27 May 2012
Atlantic Sports Roundtable: Baseball's Wacky Start
In this week's Atlantic Sports Roundtable, we discuss what it all means:
Jake Simpson: ... Texas and St. Louis, last year's World Series participants, are holding serve at the top of the AL West and NL Central, respectively. But the other four divisions all have surprises at the top, none more so than the AL East, where the Baltimore Orioles are tied with the Tampa Bay Rays for first place while the Yankees and Red Sox fight to avoid the cellar. The Orioles are the latest example of Buck Showalter's magic touch—the veteran manager previously brought the Yankees and Diamondbacks from the doldrums to the brink of a World Series title.
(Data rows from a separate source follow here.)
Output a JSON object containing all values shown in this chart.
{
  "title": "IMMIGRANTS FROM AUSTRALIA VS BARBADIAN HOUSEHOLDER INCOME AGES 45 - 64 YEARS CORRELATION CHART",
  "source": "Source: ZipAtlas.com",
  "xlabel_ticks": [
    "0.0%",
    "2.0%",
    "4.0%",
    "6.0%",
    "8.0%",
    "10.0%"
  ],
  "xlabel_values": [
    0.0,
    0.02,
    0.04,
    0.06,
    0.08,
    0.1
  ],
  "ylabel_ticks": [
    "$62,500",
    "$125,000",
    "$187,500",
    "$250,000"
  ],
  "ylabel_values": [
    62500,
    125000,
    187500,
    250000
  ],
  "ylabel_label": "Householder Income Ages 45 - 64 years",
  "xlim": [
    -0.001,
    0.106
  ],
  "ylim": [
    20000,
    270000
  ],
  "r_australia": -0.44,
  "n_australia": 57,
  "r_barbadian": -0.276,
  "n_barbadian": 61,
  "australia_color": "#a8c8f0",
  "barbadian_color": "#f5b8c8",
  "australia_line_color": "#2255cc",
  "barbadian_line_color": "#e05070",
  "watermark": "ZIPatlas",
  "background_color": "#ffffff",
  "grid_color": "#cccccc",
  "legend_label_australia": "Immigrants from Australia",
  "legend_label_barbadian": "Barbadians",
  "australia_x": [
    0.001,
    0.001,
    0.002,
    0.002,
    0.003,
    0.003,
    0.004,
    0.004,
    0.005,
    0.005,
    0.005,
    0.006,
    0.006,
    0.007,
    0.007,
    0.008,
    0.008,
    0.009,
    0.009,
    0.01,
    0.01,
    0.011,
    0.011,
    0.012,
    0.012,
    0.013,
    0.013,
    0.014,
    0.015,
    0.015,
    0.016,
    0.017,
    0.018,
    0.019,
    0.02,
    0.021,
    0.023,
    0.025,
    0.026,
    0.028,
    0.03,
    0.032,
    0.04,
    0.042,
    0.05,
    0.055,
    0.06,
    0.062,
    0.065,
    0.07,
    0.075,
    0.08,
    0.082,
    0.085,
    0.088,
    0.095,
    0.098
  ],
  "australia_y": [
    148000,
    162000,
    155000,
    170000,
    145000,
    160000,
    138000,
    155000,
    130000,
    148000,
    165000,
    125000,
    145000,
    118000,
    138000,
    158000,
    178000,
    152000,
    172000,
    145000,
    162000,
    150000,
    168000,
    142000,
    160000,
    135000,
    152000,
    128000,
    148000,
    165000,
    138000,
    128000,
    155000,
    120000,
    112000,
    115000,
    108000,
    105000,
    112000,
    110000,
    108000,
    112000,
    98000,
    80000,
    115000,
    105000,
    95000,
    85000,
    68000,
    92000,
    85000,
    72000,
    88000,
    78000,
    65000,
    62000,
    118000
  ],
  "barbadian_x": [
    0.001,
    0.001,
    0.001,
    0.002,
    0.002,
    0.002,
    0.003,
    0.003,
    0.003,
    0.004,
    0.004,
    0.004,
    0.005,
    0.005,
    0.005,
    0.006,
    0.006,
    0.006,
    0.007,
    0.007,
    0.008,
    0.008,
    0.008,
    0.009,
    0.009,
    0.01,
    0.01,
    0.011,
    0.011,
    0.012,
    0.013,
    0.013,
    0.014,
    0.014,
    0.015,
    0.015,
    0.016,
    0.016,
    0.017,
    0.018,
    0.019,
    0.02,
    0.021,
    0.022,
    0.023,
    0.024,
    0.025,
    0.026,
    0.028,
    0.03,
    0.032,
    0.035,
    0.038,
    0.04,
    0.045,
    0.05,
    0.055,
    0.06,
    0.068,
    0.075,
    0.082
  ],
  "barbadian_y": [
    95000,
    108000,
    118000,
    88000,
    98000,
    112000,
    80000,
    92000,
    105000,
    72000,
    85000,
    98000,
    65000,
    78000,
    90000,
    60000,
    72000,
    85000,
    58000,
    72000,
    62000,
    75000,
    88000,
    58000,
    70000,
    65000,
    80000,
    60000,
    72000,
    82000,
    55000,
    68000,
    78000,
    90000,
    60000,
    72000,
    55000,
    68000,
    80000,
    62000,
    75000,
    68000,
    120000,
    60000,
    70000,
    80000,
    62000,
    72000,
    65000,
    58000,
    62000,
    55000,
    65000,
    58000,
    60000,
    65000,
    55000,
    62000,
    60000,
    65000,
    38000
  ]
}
Tragically, Buck left the Yanks and D-Backs a year before they won the World Series, so I guess Baltimore owner Peter Angelos' plan is to give Buck a couple more years to prime the team for a postseason run before bringing in a managerial closer ...
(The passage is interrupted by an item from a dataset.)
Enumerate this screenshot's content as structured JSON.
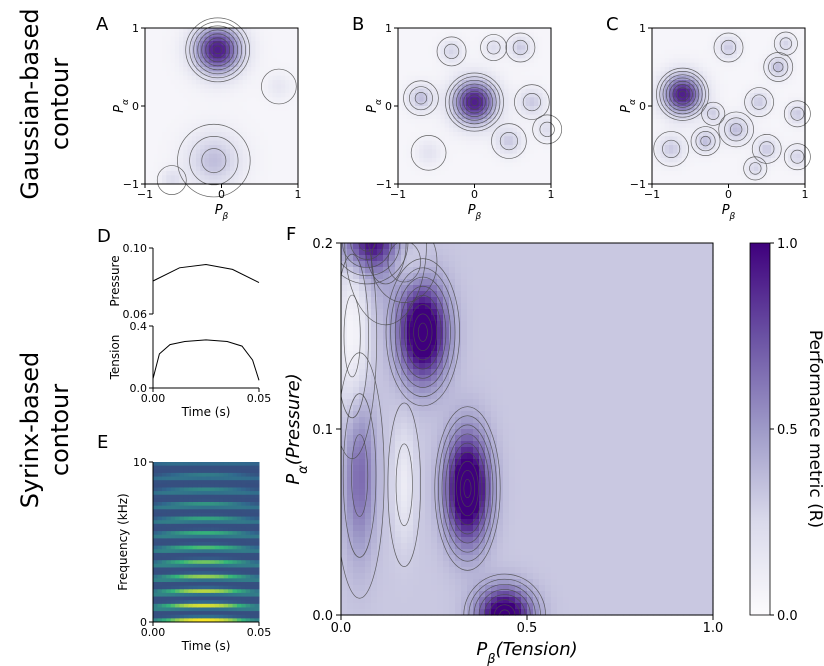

Hampton Stevens: ... when you love a losing team like the Royals, baseball season is a schizophrenic experience. After a first week beyond anyone's wildest expectations, the club swooned at home, then swooned more on the road for massively deflating 12-game losing streak. They've since gone 13-6 and clawed back to near-respectability at 15-21. We even took two from the Rangers. Yay. But these are the Royals of David Glass, after all, an owner who would rather win by losing, Pittsburgh-style. Losing so much for so long changes you, changes how you approach the game. Like the revocation of my irrevocable rule about never leaving before the final out. When you get used to seeing the hometown team down 5-0 in the 1st inning, principled baseball fandom gets chucked out the window ...
Patrick Hruby: ... speaking of hype: Bryce Harper. The one-time Sports Illustrated coverboy—remarkable because Harper was, in fact, a boy when he appeared on the magazine's cover—has been called up ahead of schedule, and is actually playing better in the bigs than he did in the minors. Harper has a cannon arm. He plays with Pete Rose hustle. He steals home. He gives himself stitches. He's a little brash, a lot charismatic and all of 19 years old. He just might be baseball's Next Big Thing—and in a town that traditionally makes a mockery of promising newcomers and hard-charging insurgents, both athletic (pretty much any Washington Redskins free agent) and political (pretty much every elected official), a little hope and change that actually sticks would be a welcome development.